Using Satellite Imagery to effectively Deploy Critical Resources
In the wake of the bushfire disaster, there has been an urgent need to get water and food to native wildlife. However, it’s not easy to make sure supplies are going where they are most needed. By using the latest satellite imagery technology, the Science for Wildlife team are assessing where and when wildlife are in need of food and water supplies, so we can send our amazing team of volunteers into targeted areas.
The impact of recent rainfall
Recent rainfall, which extinguished some of the most persistent bush fires we have seen this season, came as a huge relief to many across the state. The Science for Wildlife Research and Volunteer teams were incredibly thankful to see the Blue Mountains bushfire threat ease during early February. However, despite the unprecedented rain fall and relief it has brought to our forests, our wildlife crisis and the broader bushfire relief mission have only just begun.
“Now that we have received some rain, a key question going forward is whether we stop installing water stations for wildlife or continue putting them back out? In light of recent rainfall, many now assume that our wildlife will have access to ample water sources throughout this next stage of recovery. Unfortunately, this is not the case – in the burnt areas many of our water sources are now contaminated with ash and other run off contaminants. On top of that, the ash beds that have been washed away would normally provide nutrients to help vegetation recover. This rain has not yet broken the drought and the bush is likely to take some time to bounce back.”
– Dr Kellie Leigh, Executive Director of Science for Wildlife
Providing clean water sources for wildlife for as long as it is needed, particularly for our koalas, continues to be a priority area for the Science for Wildlife team. To ensure we are efficient and accurate with the set up and management of our water stations, we have started utilising satellite mapping to map vegetation condition throughout our focus areas. This is allowing us to monitor the recovery of the land, and as a result know when and where water is still needed.
The installation and management of clean water stations has been a core project for our organisation over the past few months. So far, we have fitted 75 water stations across 3 sites and have arranged for the installation of another 30 large water towers. We’re collecting data using remote camera surveys to get an idea of how effective this has been in helping animals affected by the bushfire crisis.
For koalas, their hydration comes from the leaves they eat. Until the canopy condition improves and while we continue to experience hot weather, koalas are likely to continue needing access to clean water. By putting out arboreal drinking stations, one of our core aims has been to enable arboreal animals to remain in the trees and not have to come to ground for water, in an effort to keep them safe from ground predators like foxes and cats. We have also continued to put out pellets, for macropods, wombats and smaller native animals.

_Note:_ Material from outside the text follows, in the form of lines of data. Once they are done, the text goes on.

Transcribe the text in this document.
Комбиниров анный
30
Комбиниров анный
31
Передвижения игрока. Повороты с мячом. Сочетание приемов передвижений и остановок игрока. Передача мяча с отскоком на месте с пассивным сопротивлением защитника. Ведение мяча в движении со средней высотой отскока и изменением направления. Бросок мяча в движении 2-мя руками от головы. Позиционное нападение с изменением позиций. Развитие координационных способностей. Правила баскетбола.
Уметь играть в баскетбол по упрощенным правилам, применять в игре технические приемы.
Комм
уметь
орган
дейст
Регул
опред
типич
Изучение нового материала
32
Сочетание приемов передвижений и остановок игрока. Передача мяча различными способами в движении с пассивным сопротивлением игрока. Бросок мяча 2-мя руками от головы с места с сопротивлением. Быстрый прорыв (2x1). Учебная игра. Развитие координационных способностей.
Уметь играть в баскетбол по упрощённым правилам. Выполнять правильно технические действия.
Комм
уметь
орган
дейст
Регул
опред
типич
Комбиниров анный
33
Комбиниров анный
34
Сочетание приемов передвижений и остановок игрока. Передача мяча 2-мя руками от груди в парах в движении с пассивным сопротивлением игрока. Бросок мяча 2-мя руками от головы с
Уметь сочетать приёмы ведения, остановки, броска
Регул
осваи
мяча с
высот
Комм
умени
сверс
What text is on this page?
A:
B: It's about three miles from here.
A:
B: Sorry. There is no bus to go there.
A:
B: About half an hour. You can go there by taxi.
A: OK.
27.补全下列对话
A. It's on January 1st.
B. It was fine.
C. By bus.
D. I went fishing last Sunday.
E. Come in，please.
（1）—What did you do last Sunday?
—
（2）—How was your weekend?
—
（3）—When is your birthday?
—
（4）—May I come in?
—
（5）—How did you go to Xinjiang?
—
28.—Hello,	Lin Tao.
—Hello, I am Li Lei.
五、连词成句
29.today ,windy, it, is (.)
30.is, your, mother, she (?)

Using satellite imagery to map vegetation
Satellite imagery allows us to look at vegetation quality and determine the water and food needs across the district. The technique uses different bandwidths of light (red and near-infrared) to tell us how much chlorophyll or green vegetation is in an area. This is a widely used index called the Normalised Difference Vegetation Index (NDVI). As we measure forest vegetation, the main thing we can observe in the satellite imagery is the condition of the canopy. This helps to indicate the areas where wildlife will still need assistance with food and water.
In the maps below you can observe the canopy condition prior to the drought, during the drought (just before the bush fire season), and finally after the fires. It is important to note that even the vegetation that didn’t burn, which can be seen to the north of Black Range Road, is still in very poor condition. For example without these images it woud be easy to assume, incorrectly, that the unburnt areas are healthy and wildlife there doesn’t need support.
A big thank you to our volunteer Ariane Weiss, who has been assisting with this critical mapping technology.
– Above: Satellite image prior to the drought – 25/01/2019
– Above: Satellite image during the drought – 27/10/2019
– Above: Satellite image after the bush fires – 30/01/2020
Why is this technology important?
By using this satellite imagery, we are able to more effectively contribute to wider wildlife conservation in the area. Specifically, the technology allows us to:
- Use science to determine when we should take the water stations out and stop deploying them
- Track forest canopy rehabilitation over time
- Target and test areas for browse collection from Black Range (for our koalas at Taronga) and monitor how quickly the canopy improves after rain.
We are also using fire intensity mapping (Google Earth Engine Burnt Area Map) to guide where we allocate resources, and where it is safe to take our field teams.
How can this technology help us in the future?
Science for Wildlife will soon begin conducting post-fire surveys to observe how canopy condition and fire intensity correlates with where koalas have been spotted. This will allow us to compare our koala locations after the fires, to those prior to the drought and heat stress. Koalas are fussy eaters so it’s bound to be complicated, but we might be able to use this as a predictor of where our koalas are likely to head when released, and where we might find more koalas post-fires.
The ongoing bushfire relief project would not have been possible without the support of our fantastic volunteers who have been on the ground assisting with setting up and maintaining water stations and food drops, and who will be back at our study sites with us soon doing koala surveys and radio-tracking.
All of these contributions remind us of the value of community support and involvement, as community ties such as this ensure that we deliver the highest quality conservation outcomes for our wildlife.